WFNZ/Jason Huber

Lamb becoming Hornets secondary playmaker

Jason Huber
December 05, 2018 - 3:39 pm

Entering the 2018-19 NBA season, the biggest question mark for the Hornets was which player would step up as the Kemba Walker's sidekick? 

If you put a list together of experts and fans guesses, the overwhelming prediction would be sixth-year shooting guard, Jeremy Lamb

It's safe to say that Lamb has stepped up to the challenge, even when there were early trade talks for Wizards guard Bradley Beal to help take the load off Kemba. 

Over the last 10 games, Lamb has scored 20+ points in six games and is averaging a career-high 15.2 points per game and 5.4 rebounds per game in 28.2 minutes per game. 

"I didn't know he'd come along this quickly," head coach James Borrego said. "He's just gaining confidence. He wants to be that second scorer for us consistently every night. He's made plays for us." 

Drafted 12th overall out of UConn in 2012 by the Houston Rockets, Lamb was traded to Oklahoma City in the James Harden trade. In 2015, Lamb was sent to Charlotte from Oklahoma City for Luke Ridnour and a second-round draft pick, the Hornets saw potential in Lamb and it seems to finally be paying off. 

"Our guys trust him, they're looking for him, he's a big part of this group," Borrego said.

Lamb was given the starting shooting-guard role before the season by Borrego in place of Michael Kidd-Gilchrist. Lamb had only started 33 career games before 2018 with 18 coming last season in Charlotte.

Through the first quarter of the season, Lamb has solidified his starting spot and is clearly the team's number two option and number one when Kemba is struggling, during a contract year.

"Hydrating, stretching, eating right, all that just plays a part of 82 games," Lamb said. "You can play well one game, two games, but when it gets to 30 games, you have to ready and keep your body right." 

Over the years, Lamb has shown flashes of star potential. He scored a career-high 32 points against Toronto in December 2017. He had a career-high 17 rebounds in 2016. However, Lamb was never consistent. One good game would lead to a game where he struggled. 

Standing at 6'6, the average height for a shooting guard, Lamb has made himself a player that can not only aggressively drive to the basket when needed, but also shoot and defend.

“We’re starting to expect this out of Lamb now,” Borrego said. “Which is a good thing, this sort of aggression and consistency.
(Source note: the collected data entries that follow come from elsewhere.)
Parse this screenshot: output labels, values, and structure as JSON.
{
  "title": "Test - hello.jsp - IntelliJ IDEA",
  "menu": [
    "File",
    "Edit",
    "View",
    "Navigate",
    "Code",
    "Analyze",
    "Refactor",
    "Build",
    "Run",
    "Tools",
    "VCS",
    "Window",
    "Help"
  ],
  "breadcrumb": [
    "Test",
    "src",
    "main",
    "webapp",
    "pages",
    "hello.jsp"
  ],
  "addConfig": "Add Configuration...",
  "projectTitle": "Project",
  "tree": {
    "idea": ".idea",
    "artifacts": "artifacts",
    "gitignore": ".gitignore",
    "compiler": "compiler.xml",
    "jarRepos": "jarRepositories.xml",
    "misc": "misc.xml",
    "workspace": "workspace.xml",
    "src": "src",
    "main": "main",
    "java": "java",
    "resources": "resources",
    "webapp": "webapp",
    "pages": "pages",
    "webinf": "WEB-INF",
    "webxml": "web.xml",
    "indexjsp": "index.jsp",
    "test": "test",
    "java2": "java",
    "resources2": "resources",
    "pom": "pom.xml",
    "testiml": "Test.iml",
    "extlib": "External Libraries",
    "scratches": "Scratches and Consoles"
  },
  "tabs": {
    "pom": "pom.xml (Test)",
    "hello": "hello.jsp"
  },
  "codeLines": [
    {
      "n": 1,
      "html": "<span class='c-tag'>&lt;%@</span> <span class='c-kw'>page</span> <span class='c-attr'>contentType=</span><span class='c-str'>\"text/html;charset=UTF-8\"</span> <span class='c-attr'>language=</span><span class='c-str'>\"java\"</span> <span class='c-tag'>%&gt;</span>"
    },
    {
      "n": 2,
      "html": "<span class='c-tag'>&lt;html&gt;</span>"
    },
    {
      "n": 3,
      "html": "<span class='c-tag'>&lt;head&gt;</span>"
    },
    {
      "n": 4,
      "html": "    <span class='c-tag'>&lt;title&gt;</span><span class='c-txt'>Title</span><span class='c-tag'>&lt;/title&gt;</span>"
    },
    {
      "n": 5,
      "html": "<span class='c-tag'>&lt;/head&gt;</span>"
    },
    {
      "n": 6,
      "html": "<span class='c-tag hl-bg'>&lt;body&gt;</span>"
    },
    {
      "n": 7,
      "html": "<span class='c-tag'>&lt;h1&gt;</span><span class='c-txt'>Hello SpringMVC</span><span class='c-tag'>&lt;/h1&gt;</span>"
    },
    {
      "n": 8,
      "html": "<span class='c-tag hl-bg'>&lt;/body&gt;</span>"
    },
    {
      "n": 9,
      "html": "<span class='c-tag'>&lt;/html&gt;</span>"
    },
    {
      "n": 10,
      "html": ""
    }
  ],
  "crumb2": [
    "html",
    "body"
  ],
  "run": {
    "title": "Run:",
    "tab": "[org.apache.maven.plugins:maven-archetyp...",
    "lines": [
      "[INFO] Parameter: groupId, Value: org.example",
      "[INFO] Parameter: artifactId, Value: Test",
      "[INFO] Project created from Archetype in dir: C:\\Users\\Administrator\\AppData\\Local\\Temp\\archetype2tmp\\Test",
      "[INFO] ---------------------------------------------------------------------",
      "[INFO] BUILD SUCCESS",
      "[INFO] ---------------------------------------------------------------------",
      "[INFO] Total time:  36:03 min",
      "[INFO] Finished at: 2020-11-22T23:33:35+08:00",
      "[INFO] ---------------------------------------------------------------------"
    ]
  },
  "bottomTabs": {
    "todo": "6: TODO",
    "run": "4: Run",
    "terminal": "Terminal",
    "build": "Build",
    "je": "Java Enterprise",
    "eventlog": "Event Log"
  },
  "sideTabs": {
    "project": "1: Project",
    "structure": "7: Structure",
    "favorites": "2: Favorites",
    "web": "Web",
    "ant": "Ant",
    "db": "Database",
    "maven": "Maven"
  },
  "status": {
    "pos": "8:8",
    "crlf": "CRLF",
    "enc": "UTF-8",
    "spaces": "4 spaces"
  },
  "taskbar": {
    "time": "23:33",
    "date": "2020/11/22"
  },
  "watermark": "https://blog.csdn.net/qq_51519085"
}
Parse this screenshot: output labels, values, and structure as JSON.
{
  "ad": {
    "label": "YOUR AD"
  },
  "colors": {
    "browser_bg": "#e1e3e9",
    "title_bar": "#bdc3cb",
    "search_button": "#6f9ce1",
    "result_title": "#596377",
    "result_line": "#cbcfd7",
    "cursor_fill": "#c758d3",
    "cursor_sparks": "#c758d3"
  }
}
But it starts with his defensive game a lot. He's in tune defensively. He tries to rebound, it really gets him going." As a career 34 percent 3-point shooter, Lamb has never been a behind-the-arc player. But, he also hasn't been as aggressive in the paint until this season. 

"Lamb has been attacking in transition," Borrego said. "When there was flow there, Lamb rebounded it and the ball got out there quick and that's Lamb's best time to attack. He's another threat for us. At half court, he's playing off of Kemba and that's his time to attack." 

Now in the final year of his three-year contract, Lamb's jump has made life easier for Kemba and the improvement over his last few seasons has become noticed.

"He's a secondary playmaker out there with Kemba," Borrego said. "He's doing a great job." 

If this type of play from Lamb continues, the Hornets will have to make a decision on whether or not they can afford him. Walker is also entering free agency seeking a max deal and both may be too much for Charlotte to afford.

However, until then, Lamb is doing his best to be the number two guy that the Hornets have been in need for behind Kemba.